Si le contexte de la politique d'aménagement du territoire a bien changé depuis 1963, la nécessité d'une politique résolue de développement équilibré des territoires reste plus que jamais d'actualité, en particulier au vu des lignes de partage apparues lors du dernier référendum entre une France urbaine majoritairement confiante dans l'avenir et des territoires ruraux ou en crise industrielle emplis d'inquiétude, et qui se demandent quelles sont encore leurs chances de développement, quand ils ne désespèrent pas de pouvoir tout simplement continuer à exister.

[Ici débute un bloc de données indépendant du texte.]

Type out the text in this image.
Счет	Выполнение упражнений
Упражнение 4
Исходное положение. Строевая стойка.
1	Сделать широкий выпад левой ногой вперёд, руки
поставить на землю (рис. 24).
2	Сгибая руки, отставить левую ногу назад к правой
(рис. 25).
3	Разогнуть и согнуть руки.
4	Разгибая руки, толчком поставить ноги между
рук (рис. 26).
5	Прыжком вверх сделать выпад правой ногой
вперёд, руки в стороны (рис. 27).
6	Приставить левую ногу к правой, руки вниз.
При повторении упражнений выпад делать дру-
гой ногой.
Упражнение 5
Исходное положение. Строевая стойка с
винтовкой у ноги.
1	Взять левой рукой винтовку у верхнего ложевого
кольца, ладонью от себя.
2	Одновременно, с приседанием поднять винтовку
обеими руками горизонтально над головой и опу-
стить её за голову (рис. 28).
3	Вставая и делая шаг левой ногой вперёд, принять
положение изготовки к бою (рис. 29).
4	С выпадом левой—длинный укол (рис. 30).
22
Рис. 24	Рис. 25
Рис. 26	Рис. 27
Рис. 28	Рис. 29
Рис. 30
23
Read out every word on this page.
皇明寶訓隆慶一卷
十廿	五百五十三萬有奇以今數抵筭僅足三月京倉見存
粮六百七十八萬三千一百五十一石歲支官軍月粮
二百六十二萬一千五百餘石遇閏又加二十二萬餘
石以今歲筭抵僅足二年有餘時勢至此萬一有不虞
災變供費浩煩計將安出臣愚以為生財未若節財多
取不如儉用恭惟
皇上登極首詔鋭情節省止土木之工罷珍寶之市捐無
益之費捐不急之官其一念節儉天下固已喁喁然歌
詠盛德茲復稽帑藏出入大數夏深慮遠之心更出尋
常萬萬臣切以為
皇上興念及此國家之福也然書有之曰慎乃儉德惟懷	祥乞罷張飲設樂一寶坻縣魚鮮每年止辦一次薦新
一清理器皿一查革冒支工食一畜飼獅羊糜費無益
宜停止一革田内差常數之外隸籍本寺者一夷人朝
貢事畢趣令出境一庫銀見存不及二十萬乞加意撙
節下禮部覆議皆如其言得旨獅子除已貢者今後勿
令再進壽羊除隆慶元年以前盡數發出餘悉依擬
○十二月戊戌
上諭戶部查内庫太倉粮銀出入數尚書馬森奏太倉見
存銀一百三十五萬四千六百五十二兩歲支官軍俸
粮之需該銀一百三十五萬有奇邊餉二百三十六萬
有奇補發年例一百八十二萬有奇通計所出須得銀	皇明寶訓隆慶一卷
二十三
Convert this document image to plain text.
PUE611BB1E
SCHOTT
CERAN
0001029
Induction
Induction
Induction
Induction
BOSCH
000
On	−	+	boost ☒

Dans un rapport récent, un préfet écrivait que la « victoire du non semble avoir décomplexé la contestation systématique de l'action de l'État et des collectivités locales ». Celui qui est à la tête de ce ministère n'aura quant à lui aucun complexe pour porter la parole de l'État et pour soutenir les parlementaires dans leur mission de relais et de représentation des attentes des citoyens.

Le Président Patrick Ollier, avant de donner la parole au rapporteur pour avis du budget de l'aménagement du territoire et aux représentants des groupes, a souligné que l'égalité des chances passait par l'inégalité de traitement et que cela amenait à l'idée de fiscalité dérogatoire. Il a donc demandé au ministre s'il avait l'ambition de renouer avec la détermination qui avait conduit à la création des zones de revitalisation rurale (ZRR) et des zones de redynamisation urbaine (ZRU) afin d'aboutir à la fois à compenser les handicaps et à rétablir les équilibres, ce qui est bien la vocation d'une politique d'aménagement du territoire. Il a souligné qu'il fallait renforcer l'attractivité des territoires en maintenant ou en développant certains services au public afin d'offrir toutes les chances aux familles qui veulent s'installer.

M. Jacques Le Nay a demandé des précisions sur les pôles de compétitivité, souhaitant savoir si les pôles de compétences et d'excellence étaient abandonnés et si les projets pourraient être retenus indépendamment de leur taille.

Il s'est ensuite enquis du calendrier retenu pour la mise en œuvre de la nouvelle génération de contrats de plan État régions.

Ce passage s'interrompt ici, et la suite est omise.